Mix the flours with the water and honey in your mixer or by hand for 1 minute leaving 50 grams of water to add later.   Let the dough autolyse for 20 minutes to an hour in your bowl and make sure to cover it.  Next add in the salt, olive oil and the soaker and mix for 2 minutes.  Add the balance of the water as needed and mix for an additional 4 minutes.  The dough should have come together in a ball and be tacky but not too sticky.

Next take the dough out of the bowl and place it on your work surface or a clean dough rising bucket sprayed with cooking spray.  Do a stretch and fold and rest the dough uncovered for 10 minutes.  After the rest do another stretch and fold and cover the dough and let it rest for 10 minutes.  Do one more stretch and fold and put the dough into a lightly oiled bowl and let it sit at room temperature covered for 2 hours.  After 2 hours you can put the dough into the refrigerator for 24 hours or up to 2 days before baking.  Feel free to do some additional S & F's if you feel it is necessary.  I baked the bread about 24 hours later.

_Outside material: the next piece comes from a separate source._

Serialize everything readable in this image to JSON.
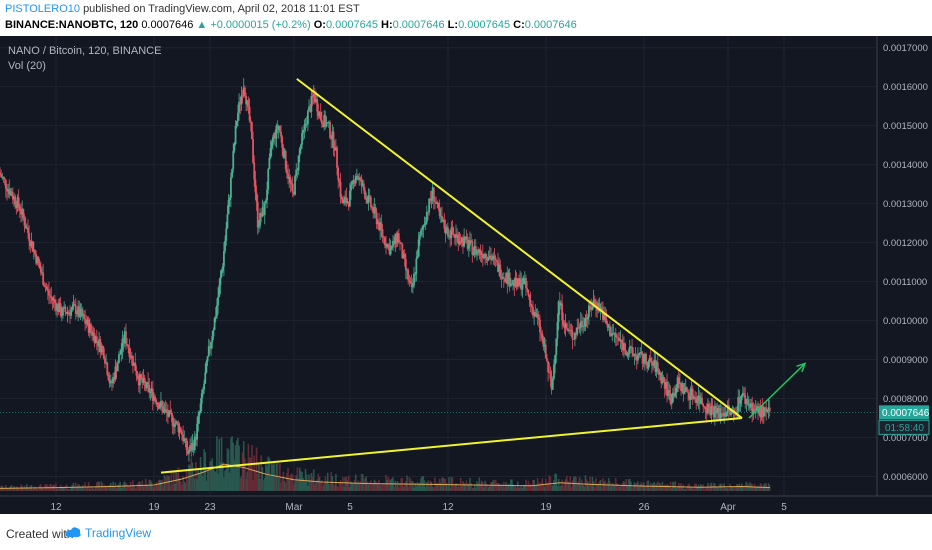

The next day (or when ready to bake) let the dough sit out at room temperature for 1.5 - 2  hours.

basket

Next, form the dough into your desired shape and put them in floured bannetons, bowls or on a baking sheet and let them rise covered for 2 hours or until they pass the poke test.  Score the loaves as desired and prepare your oven for baking with steam.  I made one large miche for this bake.  I also added some organic oat bran to the bottom of the basket which adds a nice texture to the outside of the bread.

Scored

Set your oven for 525 degrees F. at least 30 minutes before ready to bake.  When ready to bake place the loaves into your on  your oven stone with steam and let it bake for about 5 minutes.  Next lower the temperature to 500 degrees for about 2 minutes and then lower to 450 degrees.   Since I baked this as a miche I then lowered the temperature to 425 degrees about half way through the bake until it was finished.  When you have a nice dark crust and the internal temperature reaches at least 210 degrees you can take it out of the oven and place it on a cooling rack.

Let the loaves cool down for at least an 6 hours or so before eating as desired.